La mort subite et stupéfiante de Jacques Chessex, au soir du 9 octobre 2009, restera dans les annales comme un événement quasi mythique, évoquant celle de Molière au théâtre.Venu à Yverdon-les-Bains pour une soirée consacrée à La Confession du pasteur Burg, premier récit fameux de ses jeunes années (paru en 1967 à Paris) où il est question des amours coupables d’un homme de Dieu avec une très jeune fille, Jacques Chessex fut interpellé au sujet de Roman Polanski, dont il avait pris la défense dans les médias. Or l’écrivain allait répondre au généraliste vaudois qui lui demandait de justifier sa position sur le viol d’une mineure par le cinéaste ; il eut juste le temps d’ironiser sur le fait que ce généraliste «généralise» à propos d’une affaire selon lui « minime », puis s’effondra soudain.
Or, deux mois plus tard paraissait Le dernier crâne de M.de Sade, évoquant lui aussi une relation scandaleuse entre le vieux marquis et une adolescente, où les grands thèmes de l’œuvre de Chessex revenaient en force. À savoir : l’opposition du désir et de la loi, l’antagonisme de la luxure et de la mort, le conflit aussi entre individu et société, artiste et morale. D’un style étincelant, le livre parut sous « préservatif » de cellophane avec la mention Réservé aux adultes, alors même que Sade est librement accessible en librairie…
Coïncidences et prémonitions (Chessex imagine Sade pressentant sa fin à 74 ans, alors que lui-même sera foudroyé à 75 ans) ont donc marqué la fin de Jacques Chessex, dont nous apprenons aujourd’hui, dans L’Interrogatoire , qu’il s’est vu mort lui-même au jour de sa naissance (le 1er mars), en 2009, quand défilèrent les chars du Carnaval à travers les rues de Payerne, sur l’un desquels le héros tragique d’Un Juif pour l’exemple, Arthur Bloch, se trouvait tourné en dérision, et le romancier cloué lui-même au pilori.
Au début de ses Confessions, Jean-Jacques Rousseau se figure comparaissant devant l’Être suprême avec son livre pour justification.
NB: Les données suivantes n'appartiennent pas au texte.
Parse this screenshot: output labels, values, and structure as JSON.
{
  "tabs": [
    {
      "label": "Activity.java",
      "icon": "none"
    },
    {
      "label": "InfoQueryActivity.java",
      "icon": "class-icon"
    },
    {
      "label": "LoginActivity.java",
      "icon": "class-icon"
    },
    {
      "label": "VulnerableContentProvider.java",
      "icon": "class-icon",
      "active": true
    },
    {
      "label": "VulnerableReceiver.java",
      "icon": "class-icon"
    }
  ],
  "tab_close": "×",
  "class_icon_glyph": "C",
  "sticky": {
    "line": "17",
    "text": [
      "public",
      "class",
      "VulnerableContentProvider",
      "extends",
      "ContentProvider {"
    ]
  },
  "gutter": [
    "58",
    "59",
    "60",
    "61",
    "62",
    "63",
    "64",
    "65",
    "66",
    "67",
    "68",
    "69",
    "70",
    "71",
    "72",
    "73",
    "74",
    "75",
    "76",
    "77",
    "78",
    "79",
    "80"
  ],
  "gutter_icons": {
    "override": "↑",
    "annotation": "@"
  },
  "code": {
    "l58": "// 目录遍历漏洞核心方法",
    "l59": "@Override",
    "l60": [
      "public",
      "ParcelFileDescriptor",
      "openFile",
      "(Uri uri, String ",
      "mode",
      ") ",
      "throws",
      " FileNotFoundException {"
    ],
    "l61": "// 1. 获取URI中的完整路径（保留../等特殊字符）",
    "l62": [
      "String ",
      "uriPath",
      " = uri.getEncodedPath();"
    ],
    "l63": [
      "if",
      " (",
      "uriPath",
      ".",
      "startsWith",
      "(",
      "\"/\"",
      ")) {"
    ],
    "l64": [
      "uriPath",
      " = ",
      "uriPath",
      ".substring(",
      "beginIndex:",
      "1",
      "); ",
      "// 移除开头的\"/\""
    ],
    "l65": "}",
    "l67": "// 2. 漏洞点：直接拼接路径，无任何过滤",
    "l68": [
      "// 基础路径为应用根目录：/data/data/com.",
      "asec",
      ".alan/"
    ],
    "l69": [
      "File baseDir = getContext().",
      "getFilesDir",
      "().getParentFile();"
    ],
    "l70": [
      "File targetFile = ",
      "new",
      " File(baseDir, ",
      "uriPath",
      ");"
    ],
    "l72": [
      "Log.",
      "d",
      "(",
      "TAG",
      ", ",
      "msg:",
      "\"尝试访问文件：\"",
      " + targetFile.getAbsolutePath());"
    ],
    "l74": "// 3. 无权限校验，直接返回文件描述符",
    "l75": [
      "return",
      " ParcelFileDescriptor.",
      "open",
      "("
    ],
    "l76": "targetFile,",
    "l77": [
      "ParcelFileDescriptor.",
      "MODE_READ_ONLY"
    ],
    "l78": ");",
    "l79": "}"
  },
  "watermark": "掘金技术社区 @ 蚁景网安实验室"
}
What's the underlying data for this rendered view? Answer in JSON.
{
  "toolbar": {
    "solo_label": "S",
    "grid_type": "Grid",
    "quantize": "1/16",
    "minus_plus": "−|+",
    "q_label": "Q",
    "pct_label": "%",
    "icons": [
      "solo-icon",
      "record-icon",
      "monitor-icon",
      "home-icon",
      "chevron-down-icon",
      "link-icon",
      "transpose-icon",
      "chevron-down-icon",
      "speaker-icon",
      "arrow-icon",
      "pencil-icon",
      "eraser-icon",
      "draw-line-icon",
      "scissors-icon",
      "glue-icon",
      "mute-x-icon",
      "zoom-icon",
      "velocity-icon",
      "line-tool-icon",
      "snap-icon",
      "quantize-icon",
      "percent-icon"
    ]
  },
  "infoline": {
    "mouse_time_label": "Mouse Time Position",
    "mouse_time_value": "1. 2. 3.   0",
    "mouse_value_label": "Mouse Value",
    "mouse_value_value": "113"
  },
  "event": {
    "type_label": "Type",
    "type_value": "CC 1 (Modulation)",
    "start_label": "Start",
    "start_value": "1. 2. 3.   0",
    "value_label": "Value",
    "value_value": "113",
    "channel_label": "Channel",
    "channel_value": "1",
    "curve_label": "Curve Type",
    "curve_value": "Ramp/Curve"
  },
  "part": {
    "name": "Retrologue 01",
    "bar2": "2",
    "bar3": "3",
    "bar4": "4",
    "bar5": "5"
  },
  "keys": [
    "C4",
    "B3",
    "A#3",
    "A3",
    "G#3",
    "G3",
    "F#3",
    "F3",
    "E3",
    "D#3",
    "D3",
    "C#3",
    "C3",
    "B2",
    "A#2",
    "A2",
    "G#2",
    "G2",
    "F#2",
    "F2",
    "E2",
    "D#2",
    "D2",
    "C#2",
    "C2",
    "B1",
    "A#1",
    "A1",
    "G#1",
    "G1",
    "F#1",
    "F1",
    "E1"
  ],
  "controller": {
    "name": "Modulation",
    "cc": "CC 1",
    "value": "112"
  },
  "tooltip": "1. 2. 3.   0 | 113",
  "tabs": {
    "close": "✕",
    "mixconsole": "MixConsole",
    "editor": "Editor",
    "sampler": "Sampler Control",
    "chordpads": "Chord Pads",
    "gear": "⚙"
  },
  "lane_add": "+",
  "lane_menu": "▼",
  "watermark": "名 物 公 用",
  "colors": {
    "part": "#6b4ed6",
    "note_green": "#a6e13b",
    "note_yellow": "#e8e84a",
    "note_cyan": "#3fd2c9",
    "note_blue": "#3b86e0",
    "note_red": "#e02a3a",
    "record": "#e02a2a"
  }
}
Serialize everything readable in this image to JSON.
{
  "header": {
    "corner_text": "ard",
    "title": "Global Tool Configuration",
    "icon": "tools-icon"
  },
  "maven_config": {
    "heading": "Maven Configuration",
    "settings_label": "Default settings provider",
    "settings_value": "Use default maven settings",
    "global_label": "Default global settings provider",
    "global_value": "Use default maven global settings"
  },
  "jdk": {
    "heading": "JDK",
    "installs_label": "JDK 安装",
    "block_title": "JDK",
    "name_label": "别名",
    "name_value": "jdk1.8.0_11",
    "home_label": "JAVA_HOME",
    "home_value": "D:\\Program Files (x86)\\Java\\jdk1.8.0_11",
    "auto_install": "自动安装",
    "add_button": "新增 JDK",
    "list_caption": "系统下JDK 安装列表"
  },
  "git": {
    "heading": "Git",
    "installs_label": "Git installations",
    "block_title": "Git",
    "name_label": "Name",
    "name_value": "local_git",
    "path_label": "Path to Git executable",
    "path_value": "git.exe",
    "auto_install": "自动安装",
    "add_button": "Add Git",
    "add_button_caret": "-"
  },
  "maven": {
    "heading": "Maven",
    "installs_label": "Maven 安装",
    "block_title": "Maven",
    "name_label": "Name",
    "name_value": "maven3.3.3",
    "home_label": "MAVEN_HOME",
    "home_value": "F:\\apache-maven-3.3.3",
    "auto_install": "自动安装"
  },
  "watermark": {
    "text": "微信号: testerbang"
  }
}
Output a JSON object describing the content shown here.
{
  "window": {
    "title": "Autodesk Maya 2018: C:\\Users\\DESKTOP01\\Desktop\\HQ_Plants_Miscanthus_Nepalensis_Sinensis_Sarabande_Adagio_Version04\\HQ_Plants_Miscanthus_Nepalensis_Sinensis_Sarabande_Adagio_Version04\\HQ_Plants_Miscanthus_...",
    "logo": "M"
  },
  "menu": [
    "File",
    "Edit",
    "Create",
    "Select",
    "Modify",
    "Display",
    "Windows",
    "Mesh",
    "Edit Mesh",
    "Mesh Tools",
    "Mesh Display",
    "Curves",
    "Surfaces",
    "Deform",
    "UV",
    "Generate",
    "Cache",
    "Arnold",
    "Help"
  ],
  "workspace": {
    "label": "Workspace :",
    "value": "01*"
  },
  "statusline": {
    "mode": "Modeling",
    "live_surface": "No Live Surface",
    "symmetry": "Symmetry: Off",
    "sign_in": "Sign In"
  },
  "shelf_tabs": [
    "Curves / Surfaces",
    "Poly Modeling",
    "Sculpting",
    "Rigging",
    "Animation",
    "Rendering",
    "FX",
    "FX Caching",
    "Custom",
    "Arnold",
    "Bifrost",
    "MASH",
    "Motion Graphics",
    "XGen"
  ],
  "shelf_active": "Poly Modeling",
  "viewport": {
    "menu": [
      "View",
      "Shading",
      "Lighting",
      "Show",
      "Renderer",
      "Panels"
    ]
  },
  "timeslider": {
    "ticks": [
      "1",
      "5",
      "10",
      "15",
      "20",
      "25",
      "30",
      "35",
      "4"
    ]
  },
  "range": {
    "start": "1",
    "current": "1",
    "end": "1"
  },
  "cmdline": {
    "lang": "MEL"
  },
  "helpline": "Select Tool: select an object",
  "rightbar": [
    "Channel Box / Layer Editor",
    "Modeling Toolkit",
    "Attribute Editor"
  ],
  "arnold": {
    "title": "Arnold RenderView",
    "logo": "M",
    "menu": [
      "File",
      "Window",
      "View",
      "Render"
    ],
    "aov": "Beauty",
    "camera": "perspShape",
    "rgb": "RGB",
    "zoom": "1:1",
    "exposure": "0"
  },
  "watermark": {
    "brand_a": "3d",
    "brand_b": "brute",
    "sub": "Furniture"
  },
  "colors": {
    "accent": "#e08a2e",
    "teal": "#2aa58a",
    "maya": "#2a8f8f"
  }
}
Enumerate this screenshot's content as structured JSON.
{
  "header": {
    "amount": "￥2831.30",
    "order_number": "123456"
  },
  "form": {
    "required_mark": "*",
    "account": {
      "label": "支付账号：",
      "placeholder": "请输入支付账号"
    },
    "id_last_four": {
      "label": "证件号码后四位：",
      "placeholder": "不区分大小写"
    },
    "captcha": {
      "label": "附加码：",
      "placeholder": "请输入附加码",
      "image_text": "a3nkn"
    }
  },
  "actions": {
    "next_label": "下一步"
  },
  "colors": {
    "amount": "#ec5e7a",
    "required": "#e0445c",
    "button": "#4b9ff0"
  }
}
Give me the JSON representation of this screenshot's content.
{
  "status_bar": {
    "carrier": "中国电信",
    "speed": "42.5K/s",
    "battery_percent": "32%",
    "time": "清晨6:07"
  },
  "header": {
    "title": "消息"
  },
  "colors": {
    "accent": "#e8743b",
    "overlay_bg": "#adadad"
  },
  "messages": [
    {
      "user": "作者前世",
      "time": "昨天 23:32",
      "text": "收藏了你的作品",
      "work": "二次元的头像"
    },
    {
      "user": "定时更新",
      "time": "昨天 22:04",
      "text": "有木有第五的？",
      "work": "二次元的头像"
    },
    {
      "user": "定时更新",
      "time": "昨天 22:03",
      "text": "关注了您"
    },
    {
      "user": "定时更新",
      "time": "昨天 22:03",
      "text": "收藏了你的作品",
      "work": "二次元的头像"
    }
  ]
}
Quant à l’auteur du Désir de Dieu, il aura pris les devants en répondant, de son vivant, à une voix qu’on pourrait dire celle de sa conscience, mais aussi d’un juge moral ou social, inquisiteur, parfois agressif, parfois complice, comme un double qu’il manipule parfois à son gré : jusque dans les esquives ou la mauvaise foi, du pur Chessex !
Mais très intéressant dans l’exposé du « tissu de contraires » dont sont faites sa vie et son œuvre. Le sexe y déboule illico sous forme d’images. Mais plus que le sexe : le corps, le corps de la femme, le corps d’une femme aimée, beaucoup plus jeune que lui, sa compagne pendant ces quinze dernières années, qui devient ici une personne de la plus grande importance, plus qu’aucun personnage de ses romans. Le sexe s’y incarne alors, mais aussi la tendresse et le partage. Et tout afflue dans la foulée : l’amour et la jalousie, la vie et les livres, le père et la mort, la peur et le désir, l’orgueil, l’obsession curieuse de la sainteté, le retour à la mère sévère mais douce, la littérature vécue comme une guerre mais aussi comme une délivrance, avec d’étonnantes fulgurances : du meilleur Chessex !
Dans la foulée, l’interrogé remarque qu’« on n’est jamais interrogé que par soi-même ». Et c’est le pacte indéniable, et tenu, de ce livre. Post mortem, Jacques Chessex se dévoile une dernière fois. Même brut de décoffrage, ce livre vibre et vit : sacré Maître Jacques !
Jacques Chessex. Interrogatoire. Grasset, 153p.